A: Lemma. For any $\epsilon>0$, there exists $f_\epsilon \in C^{\infty}\left(\left[0,1\right]\right)$,
a bijection from $\left[0,1\right]$ onto itself, such that
\begin{align*}
f_\epsilon (0) & =0,\\
f_\epsilon (1) & =1,\\
\forall k\in\mathbb{N},k\geq1,f_\epsilon ^{(k)}\left(0\right)=f_\epsilon^{(k)}\left(1\right) & =0,\\
\sup_{\left[0,1\right]}\left|f_\epsilon^{\prime}\left(x\right)\right| & <1+\epsilon.
\end{align*}
Choose any $\epsilon>0$, then a suitable function for your purpose is
$$
f:x\to\begin{cases} 
0 & \textrm{ if }x \leq1\\ 
f_{\epsilon}(x-1) & \textrm{ if } x\in (1,2) \\
1 & \textrm{ otherwise.  }
 \end{cases}
$$
That function is $C^\infty$, and the norm of its derivative is as close to one as possible. It must be at least one, by the intermediate value theorem applied between $x=1$ and $x=2$.
Proof of the Lemma.
It is well known that the function for any $s>0$, $f_{n}:t\to\begin{cases}
e^{-t^{-\frac{1}{s}}} & t>0\\
0 & t=0
\end{cases},$ is such that $f_{n}\in C^{\infty}\left(\left[0,1\right]\right),$
and for all $k,$
$$
f_{s}^{\left(k\right)}\left(0\right)=\lim_{t\to0}f_{s}^{\left(k\right)}\left(t\right)=0.
$$
Indeed, if
$$
f_{s}^{\left(k\right)}\left(t\right)=\frac{P_{k}\left(t^{\frac{1}{s}}\right)}{t^{k\frac{s+1}{s}}}f_{s}\left(t\right),
$$
where $P_{k}$ is a polynomial, then
\begin{align*}
f_{s}^{\left(k+1\right)}\left(t\right) & =\left(\frac{\frac{1}{s}P_{k}^{\prime}\left(t^{\frac{1}{s}}\right)t^{\frac{1}{s}}-\left(k+\frac{k}{s}\right)P_{k}\left(t^{\frac{1}{s}}\right)}{t^{k+1+\frac{k}{s}}}+\frac{1}{n}\frac{P_{k}\left(t^{\frac{1}{s}}\right)}{t^{\frac{1}{s}+1}t^{k+\frac{k}{s}}}\right)f_{s}\left(t\right)\\
 & =\frac{\left(\frac{1}{s}P_{k}^{\prime}\left(t^{\frac{1}{s}}\right)t^{\frac{1}{s}}-\left(k+\frac{k}{s}\right)P_{k}\left(t^{\frac{1}{s}}\right)\right)t^{\frac{1}{s}}+\frac{1}{s}P_{k}\left(t^{\frac{1}{s}}\right)}{t^{k+1+\frac{k+1}{n}}}f_{s}\left(t\right).
\end{align*}
So setting $P_0=1$ and $$P_{k+1}(X) = \frac{1}{s}P_{k}^{\prime}\left(X\right)X-\left(k+\frac{k}{s}\right)P_{k}\left(X\right)X+\frac{1}{s}P_{k}\left(X\right), $$
we have our formula by induction.
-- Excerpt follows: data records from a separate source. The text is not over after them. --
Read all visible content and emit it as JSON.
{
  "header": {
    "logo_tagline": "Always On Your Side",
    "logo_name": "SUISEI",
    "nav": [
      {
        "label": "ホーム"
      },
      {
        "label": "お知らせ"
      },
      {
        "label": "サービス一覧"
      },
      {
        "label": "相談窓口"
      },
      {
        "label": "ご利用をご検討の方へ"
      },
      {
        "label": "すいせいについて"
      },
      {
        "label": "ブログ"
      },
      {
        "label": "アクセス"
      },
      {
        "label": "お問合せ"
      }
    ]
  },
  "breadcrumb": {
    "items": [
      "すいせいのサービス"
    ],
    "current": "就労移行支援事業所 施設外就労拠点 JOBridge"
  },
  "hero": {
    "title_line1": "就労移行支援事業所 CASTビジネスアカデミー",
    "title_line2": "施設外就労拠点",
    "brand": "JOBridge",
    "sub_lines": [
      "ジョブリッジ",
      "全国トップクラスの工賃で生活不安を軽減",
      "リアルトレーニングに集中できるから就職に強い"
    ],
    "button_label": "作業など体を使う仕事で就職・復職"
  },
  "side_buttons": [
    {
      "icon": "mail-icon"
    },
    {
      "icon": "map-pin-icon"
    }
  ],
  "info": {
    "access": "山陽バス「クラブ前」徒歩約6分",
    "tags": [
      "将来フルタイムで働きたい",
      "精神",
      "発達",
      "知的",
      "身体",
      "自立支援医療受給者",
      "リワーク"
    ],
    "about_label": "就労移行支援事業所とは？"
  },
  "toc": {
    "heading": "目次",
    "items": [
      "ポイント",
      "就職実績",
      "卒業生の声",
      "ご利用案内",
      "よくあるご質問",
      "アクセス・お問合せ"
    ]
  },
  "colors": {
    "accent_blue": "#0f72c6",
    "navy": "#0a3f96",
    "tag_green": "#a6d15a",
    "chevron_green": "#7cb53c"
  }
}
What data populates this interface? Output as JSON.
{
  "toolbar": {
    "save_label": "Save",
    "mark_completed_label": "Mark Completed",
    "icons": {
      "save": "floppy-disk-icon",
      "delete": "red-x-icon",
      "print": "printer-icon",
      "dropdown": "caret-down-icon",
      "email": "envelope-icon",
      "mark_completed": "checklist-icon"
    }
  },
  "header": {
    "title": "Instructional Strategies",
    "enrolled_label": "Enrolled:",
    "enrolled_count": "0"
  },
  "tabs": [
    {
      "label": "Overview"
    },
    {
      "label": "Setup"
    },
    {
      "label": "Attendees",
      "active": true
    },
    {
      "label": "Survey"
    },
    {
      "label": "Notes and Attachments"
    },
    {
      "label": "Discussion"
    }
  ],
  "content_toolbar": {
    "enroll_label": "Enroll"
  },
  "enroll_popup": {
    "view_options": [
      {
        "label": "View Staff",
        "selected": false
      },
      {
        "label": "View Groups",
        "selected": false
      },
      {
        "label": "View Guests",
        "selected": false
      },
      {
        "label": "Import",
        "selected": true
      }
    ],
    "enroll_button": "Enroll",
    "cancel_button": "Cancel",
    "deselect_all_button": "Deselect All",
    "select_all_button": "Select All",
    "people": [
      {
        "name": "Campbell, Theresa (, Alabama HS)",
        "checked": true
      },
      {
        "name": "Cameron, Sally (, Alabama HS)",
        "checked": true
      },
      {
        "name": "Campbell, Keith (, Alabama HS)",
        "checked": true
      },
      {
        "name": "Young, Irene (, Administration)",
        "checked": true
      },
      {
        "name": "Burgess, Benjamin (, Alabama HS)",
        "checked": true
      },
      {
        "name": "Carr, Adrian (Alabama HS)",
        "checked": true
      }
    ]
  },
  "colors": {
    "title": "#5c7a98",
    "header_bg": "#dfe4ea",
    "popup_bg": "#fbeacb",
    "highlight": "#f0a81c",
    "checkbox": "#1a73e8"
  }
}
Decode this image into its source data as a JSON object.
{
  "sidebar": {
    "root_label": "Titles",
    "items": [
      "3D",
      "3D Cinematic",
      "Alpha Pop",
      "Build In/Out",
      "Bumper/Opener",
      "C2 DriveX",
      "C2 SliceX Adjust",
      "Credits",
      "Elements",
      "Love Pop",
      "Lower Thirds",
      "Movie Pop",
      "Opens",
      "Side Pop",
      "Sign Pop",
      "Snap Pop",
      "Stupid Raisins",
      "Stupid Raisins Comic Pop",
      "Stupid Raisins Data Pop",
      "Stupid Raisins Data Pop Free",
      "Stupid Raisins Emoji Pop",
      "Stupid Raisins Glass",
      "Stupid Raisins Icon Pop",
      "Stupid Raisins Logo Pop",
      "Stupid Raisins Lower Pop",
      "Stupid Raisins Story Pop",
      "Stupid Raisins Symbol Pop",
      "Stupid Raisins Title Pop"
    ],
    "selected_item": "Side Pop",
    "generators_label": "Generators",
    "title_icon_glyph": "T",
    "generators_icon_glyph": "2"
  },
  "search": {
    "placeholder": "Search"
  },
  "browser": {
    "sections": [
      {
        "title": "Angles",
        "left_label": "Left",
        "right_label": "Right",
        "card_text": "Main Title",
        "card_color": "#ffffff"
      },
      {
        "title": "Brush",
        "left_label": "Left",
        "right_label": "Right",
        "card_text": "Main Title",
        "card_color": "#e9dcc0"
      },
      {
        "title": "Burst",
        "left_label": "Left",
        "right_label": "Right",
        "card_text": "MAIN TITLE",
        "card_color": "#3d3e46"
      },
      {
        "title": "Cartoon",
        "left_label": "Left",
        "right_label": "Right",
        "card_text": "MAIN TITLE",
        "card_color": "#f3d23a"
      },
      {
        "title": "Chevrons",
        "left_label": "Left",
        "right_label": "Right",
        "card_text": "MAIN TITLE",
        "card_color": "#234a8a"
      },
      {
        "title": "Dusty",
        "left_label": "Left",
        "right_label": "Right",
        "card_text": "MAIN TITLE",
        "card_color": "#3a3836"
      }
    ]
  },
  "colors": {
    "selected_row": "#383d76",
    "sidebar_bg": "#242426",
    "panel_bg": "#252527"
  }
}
Notice that
$$
\partial_{s}f_{s}=\frac{t^{-\frac{1}{s}}}{s^{2}}\ln\frac{1}{t}f_{s}>0\text{ on } {\left(0,1\right)},
$$
that is, $f_s$ is monotone increasing.
Now let
$$
g_{n}:x\to\frac{1}{C_{n}}\int_{0}^{x}f_{n}\left(t\right)f_{n}\left(1-t\right)\text{d}t, 
$$
with
$$
C_{n}=\int_{0}^{1}f_{n}\left(t\right)f_{n}\left(1-t\right)\text{d}t.
$$
Then $g_n$ is monotone increasing, $$
g_{n}\left(0\right)=0,g_{n}\left(1\right)=1,
$$
and
$$
g_{n}^{\prime}\left(x\right)=\frac{1}{C_{n}}f_{n}\left(x\right)f_{n}\left(1-x\right),$$
which satisfies
$$
g_{n}^{\prime}\left(0\right)=g_{n}^{\prime}\left(1\right)=0,
$$
as well as all subsequent derivatives. We note that
\begin{align*}
g_{n}^{\prime\prime}\left(x\right) & =\frac{1}{C_{n}}\left(f_{n}^{\prime}\left(x\right)f_{n}\left(1-x\right)-f_{n}\left(x\right)f_{n}^{\prime}\left(1-x\right)\right)\\
 & =g_{n}^{\prime}\left(x\right)\frac{1}{n}\left(\frac{1}{x^{\frac{n+1}{n}}}-\frac{1}{\left(1-x\right)^{\frac{n+1}{n}}}\right).
\end{align*}
Thus the maximum of $g_{n}^{\prime}$ is attained at $\frac{1}{2},$and
is
$$
g_{n}^{\prime}\left(\frac{1}{2}\right)=\frac{1}{C_{n}}\exp\left(-2^{\frac{2}{n}}\right).
$$
Since $f_{n}\left(t\right)f_{n}\left(1-t\right)$ grows with $n$
towards $1$ at each $t$, we have by dominated convergence,
$$
\lim_{n\to\infty}C_{n}=\int_{0}^{1}1\text{d}t=1.
$$
So $\max_{[0,1]}\left|g_{n}^{\prime}\right|$ is a decreasing sequence,
such that
$$
\lim_{n\to\infty}\max_{[0,1]}\left|g_{n}^{\prime}\right|=1.
$$
For any $\epsilon>0$, choose the appropriate $n$ to conclude the proof.